The one where Holly complains about statistical packages and software in general

Big stresses are not what will finally, in the end, drive me to insanity. It will be the culmination of the little things that finally pushes me off the ravine upon whose edge I live so perilously close.

These little things, things that should be easy but somehow aren’t, are most commonly presented in my life in the form of Stupid Programing Issues made in the statistical packages with which I am sometimes called to use for my work. Most of these packages (STATA, SPSS, SAS) are incredible expensive and call for both the privilege of access to them and then climbing the learning curve required to know how to use them. (Understanding what those numbers actually mean is a serious problem within the sciences themselves… poorly trained social, behavioral, and medical scientists, lack of good theory and critical thinking in higher education programs… I could go on, but this rant is about software.)

There is one free package, made by the CDC. It is what statistical software should be in public health: free, amenable to operation in older systems, fairly easy to learn, have access to standard comparisons of health/nutritional indicators. It is commonly used in the field for the reasons listed above. But it is not particularly powerful in analysis. Although it is not hard to manipulate for basic information when you’re set up in it, getting to the point where your data is in the system and correct is difficult — the software is not user friendly. Paul keeps telling me that we should write a grant to fund him making a new package. Something that would offer more statistical power but be a bit more intuitive in its interface. This does not sound like a good idea. If we did this and people found out, I fear our doorstep would be darkened daily by strung-out graduate students seeking vengeance.

And right now, I’m beating my head against the wall because the damn thing won’t read my run files. Don’t get me started on how many times this thing has crashed. It is insisting on a click-by-click dummy entry of things and just making my life really suck. It would take all day to recode half of these variables without a run file. I am ranting only because I decided to chuck the version and download an updated package and need a vent while I wait. I could do these things in STATA so much faster, and have considered changing the data and studying it elsewhere and then loading it back to Epi Info, but I think I need the practice here. I’m trying to write a lab assignment and need to be able to test that these things work before unleashing Master’s students on it (they are already nervous and unsure about the whole “lab” thing).

What is really firing me up is that these are REALLY SIMPLE sort of things I’m struggling with. User error is always a factor, although the same command that works in one second is full of syntax errors in the next. Wa…? Unfortunately, the “HELP” aspects of the software are miserable.

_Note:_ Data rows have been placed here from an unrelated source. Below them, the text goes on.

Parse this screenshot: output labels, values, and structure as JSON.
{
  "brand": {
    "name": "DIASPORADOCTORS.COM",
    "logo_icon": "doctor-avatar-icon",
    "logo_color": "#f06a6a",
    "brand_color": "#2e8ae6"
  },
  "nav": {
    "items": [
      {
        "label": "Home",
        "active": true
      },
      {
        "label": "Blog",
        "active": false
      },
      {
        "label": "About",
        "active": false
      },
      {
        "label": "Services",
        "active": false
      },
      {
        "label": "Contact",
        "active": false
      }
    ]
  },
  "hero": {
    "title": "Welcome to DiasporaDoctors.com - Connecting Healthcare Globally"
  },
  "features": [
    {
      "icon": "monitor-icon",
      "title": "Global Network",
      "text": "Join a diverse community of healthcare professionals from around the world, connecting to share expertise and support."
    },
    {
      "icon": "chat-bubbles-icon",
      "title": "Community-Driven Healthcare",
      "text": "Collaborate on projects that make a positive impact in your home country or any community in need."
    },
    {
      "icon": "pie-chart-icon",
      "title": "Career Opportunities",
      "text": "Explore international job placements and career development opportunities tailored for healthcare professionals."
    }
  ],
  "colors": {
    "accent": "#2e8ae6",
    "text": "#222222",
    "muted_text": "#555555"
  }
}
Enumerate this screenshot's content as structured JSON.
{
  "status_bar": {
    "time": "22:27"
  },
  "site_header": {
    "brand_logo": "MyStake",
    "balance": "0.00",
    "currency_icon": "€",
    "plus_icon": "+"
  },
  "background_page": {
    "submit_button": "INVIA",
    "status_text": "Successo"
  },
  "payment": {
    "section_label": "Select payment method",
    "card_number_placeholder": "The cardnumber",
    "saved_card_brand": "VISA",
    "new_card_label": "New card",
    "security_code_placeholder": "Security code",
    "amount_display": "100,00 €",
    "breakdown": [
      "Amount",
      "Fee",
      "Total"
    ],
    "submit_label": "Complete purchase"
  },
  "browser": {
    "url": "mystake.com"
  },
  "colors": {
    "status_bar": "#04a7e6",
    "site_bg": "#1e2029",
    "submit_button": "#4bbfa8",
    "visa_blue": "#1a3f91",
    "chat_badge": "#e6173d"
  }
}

Which brings me to a point: if I am having problems here, in my cushy home, with all the resources around me I need to figure out a solution, how can we rely on this in the field? Shouldn’t a profession like public health, with such important implications in surveillance and data survey, have truly excellent caliber software — free for use — and widely available? And if Epi Info is our current solution to this issue, then for heaven’s sake… why isn’t it available for Mac OS (in the least) or Ubuntu?

Anyone out there a big data geek who knows Epi Info and is ready for some questions???